5 Tips From Warren Buffett Every Investor Should Take to Heart


Investing guru Warren Buffett may be turning 88 on August 30, but the “Oracle of Omaha” is hardly slowing down. Thanks to a large stake in Apple, he reportedly raked in more than $2 billion on August 1 alone when strong corporate earnings lifted the company's stock nearly 6 percent. And with a current estimated net worth of more than $85 billion, he's the third-wealthiest person in the world.

How does he make all that money? Well, he’s chairman of Berkshire Hathaway, a multinational conglomerate holding company. Basically, that means Buffett and his company pick other companies to buy and invest in. (Among their subsidiaries are brands you might have heard of like Benjamin Moore, Dairy Queen and Geico.)

Over the past five years, Berkshire’s B class shares—which, at about $209 apiece, are more accessible than a $315,000 Class A share—have leapt approximately 90 percent, compared to the Dow Jones industrial average’s jump of around 76 percent.

Investors and the business world have been seeking his counsel for decades. He seems to drop pithy pearls of wisdom every time he speaks. In honor of his birthday, we gathered some of his greatest hits:

“Try to be fearful when others are greedy and greedy only when others are fearful.”

2004 Chairman’s Letter of Berkshire Hathaway’s Annual Report

Probably the most famous Buffett-ism, this quotable is essentially another way of phrasing the popular investing maxim, “Buy low; sell high.” Investors frequently do the opposite because of herd mentality, our psychological desire to follow the crowd. But being a contrarian can be much savvier. For example, when current events scare investors away from a down market, you might use that opportunity to buy quality stocks on sale.

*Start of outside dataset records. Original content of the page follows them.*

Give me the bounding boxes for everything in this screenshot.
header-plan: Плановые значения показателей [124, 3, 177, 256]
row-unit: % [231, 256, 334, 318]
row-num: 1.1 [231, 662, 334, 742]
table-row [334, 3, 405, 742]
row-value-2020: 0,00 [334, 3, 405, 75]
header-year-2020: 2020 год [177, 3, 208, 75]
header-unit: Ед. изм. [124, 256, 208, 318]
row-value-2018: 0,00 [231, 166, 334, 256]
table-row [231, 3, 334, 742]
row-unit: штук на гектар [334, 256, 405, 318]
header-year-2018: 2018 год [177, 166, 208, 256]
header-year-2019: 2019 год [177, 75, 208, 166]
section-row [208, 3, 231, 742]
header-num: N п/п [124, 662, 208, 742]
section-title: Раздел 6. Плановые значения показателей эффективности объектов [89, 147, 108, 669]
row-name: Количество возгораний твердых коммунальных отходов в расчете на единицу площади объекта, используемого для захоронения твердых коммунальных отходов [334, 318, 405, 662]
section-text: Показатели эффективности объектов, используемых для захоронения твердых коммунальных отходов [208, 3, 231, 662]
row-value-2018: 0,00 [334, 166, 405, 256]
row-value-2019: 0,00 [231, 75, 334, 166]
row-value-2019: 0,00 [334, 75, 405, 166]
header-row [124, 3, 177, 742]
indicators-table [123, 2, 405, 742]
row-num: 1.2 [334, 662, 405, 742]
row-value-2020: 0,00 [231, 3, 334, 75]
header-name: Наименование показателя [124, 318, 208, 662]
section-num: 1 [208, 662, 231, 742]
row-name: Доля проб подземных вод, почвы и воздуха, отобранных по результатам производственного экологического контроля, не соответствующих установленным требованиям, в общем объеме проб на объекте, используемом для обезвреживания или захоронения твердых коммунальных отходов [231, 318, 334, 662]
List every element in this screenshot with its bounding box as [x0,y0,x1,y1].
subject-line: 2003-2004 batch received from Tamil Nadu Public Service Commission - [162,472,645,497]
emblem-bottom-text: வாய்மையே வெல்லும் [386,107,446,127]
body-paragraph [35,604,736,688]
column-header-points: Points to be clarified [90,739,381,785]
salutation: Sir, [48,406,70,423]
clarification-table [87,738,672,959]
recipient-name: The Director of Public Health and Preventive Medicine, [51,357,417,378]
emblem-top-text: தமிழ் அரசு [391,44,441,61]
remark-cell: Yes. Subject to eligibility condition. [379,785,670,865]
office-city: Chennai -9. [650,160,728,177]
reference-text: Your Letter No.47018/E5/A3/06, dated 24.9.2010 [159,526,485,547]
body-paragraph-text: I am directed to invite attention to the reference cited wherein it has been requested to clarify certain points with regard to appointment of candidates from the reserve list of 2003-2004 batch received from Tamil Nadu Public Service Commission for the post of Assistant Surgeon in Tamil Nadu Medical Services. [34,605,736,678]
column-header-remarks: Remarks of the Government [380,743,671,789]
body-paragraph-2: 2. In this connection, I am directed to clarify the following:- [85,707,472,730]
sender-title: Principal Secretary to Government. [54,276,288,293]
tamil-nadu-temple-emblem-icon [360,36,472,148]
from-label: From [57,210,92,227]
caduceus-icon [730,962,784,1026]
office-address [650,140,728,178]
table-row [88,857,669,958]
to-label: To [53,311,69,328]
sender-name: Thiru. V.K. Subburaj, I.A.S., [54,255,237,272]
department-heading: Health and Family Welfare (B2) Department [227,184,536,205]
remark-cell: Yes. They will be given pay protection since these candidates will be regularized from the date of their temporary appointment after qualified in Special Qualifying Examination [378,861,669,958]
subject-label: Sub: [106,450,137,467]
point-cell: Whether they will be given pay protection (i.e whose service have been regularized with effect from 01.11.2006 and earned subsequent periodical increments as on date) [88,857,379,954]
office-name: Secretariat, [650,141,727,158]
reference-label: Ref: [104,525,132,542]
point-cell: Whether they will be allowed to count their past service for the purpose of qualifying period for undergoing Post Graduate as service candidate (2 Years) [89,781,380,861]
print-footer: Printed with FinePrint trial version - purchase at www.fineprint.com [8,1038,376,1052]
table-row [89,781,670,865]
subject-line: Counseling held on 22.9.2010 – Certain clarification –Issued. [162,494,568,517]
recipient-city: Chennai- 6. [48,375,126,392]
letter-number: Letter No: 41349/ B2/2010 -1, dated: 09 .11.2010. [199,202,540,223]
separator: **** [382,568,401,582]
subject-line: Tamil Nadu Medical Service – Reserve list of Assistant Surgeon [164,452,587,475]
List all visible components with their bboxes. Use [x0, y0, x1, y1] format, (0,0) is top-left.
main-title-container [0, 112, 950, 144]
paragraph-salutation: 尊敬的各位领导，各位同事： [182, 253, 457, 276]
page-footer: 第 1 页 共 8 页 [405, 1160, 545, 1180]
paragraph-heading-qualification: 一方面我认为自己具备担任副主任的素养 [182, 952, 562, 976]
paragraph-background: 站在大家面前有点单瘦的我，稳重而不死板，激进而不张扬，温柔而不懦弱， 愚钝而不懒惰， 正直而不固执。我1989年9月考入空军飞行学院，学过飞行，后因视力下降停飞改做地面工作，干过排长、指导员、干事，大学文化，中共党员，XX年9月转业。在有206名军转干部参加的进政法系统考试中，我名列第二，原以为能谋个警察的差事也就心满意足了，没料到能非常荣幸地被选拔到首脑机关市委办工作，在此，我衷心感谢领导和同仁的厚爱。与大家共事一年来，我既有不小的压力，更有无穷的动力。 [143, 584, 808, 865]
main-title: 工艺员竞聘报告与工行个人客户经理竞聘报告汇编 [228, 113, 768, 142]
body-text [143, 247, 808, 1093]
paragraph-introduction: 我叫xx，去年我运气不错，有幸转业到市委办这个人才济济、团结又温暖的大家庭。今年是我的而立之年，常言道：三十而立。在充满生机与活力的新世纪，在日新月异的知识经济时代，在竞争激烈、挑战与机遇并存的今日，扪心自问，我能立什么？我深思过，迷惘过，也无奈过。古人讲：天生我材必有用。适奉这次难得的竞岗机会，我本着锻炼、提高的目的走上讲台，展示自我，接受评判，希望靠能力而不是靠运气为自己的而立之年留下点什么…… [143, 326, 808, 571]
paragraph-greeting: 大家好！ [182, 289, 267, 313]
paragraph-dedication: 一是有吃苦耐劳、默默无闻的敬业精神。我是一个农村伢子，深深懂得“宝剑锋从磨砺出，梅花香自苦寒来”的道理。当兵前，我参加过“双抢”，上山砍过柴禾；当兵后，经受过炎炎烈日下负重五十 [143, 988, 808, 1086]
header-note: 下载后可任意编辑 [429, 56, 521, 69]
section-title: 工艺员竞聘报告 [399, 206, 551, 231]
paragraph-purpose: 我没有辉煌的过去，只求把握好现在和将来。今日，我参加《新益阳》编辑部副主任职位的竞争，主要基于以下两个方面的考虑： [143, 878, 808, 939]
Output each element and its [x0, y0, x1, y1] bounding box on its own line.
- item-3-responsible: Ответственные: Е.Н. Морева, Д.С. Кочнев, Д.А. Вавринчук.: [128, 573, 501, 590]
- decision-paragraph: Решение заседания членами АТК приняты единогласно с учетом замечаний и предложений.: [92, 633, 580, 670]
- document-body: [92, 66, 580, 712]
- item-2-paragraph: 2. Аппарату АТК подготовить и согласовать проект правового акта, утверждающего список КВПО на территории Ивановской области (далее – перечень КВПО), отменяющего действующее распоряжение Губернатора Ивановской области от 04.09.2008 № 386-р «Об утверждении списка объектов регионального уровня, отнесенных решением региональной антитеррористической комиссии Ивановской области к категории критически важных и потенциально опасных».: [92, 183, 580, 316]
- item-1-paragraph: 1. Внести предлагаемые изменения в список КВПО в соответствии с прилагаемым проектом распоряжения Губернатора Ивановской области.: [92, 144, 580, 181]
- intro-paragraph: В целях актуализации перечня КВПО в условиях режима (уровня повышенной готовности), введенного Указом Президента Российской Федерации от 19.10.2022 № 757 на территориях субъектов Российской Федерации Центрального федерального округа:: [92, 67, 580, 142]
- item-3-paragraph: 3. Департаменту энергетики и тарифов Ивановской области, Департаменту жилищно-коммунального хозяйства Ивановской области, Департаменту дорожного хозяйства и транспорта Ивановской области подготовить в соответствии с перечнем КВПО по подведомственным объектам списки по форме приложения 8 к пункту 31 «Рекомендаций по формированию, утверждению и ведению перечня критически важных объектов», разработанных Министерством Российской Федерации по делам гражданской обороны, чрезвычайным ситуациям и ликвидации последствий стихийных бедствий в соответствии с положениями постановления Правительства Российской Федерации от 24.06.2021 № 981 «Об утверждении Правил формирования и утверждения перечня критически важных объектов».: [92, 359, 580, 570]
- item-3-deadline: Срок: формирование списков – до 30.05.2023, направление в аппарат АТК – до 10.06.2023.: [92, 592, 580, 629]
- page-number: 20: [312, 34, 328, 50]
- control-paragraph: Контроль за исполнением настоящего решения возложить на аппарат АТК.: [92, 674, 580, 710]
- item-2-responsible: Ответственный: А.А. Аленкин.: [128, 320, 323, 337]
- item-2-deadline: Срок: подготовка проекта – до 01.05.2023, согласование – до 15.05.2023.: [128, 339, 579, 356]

“Both large and small investors should stick with low-cost index funds.”

2016 Chairman’s Letter of Berkshire Hathaway’s Annual Report

Buffett may be a brilliant stock picker, but he still recognizes the strength of simple investing with a low-cost S&P 500 index fund. In fact, he’s so confident about this approach that he bet $1 million on it.

Why is he so sure that passive investing beats active managers? In a word, fees. He explains that many investment professionals charge more than they can possibly earn in returns for their clients. You’re better off keeping all the gains of an index fund for yourself.

“The investor of today does not profit from yesterday’s growth.”

“The Security I Like Best,” December 6, 1951

This oldie but goodie reminds us that past performance is no guarantee of future results, so you can’t count on a hot investment continuing its streak. Instead, look to the future. Be sure any investment you're interested in has good prospects and can help you reach your goals.

“Our favorite holding period is forever.”

1988 Chairman’s Letter of Berkshire Hathaway’s Annual Report

Talk about investing for the long term. Of course, Buffett doesn’t really expect anyone to hold onto an investment forever. His point is that you should “buy into a company because you want to own it, not because you want the stock to go up,” as he put it to Forbes magazine in 1974. That means if you're trying to invest in individual stocks, you look for good businesses you believe can be profitable for the long haul. Then you’ll only sell when you need the cash, not because it’s time to unload a dud.

“Anything can happen anytime in markets… Market forecasters will fill your ear but will never fill your wallet.”

2014 Chairman’s Letter of Berkshire Hathaway’s Annual Report

Listen to Warren (and us): Ignore the noise—especially given today’s media landscape, where we have constant access to information, and every minor event stands a chance at making headlines and moving the market (at least in the short term).

Don’t let any of it change your long-term investing strategy. As long as you’re confident in your plan and portfolio, you should be able to stick with it no matter what the talking heads say on a given day.

This post was updated in August 2018.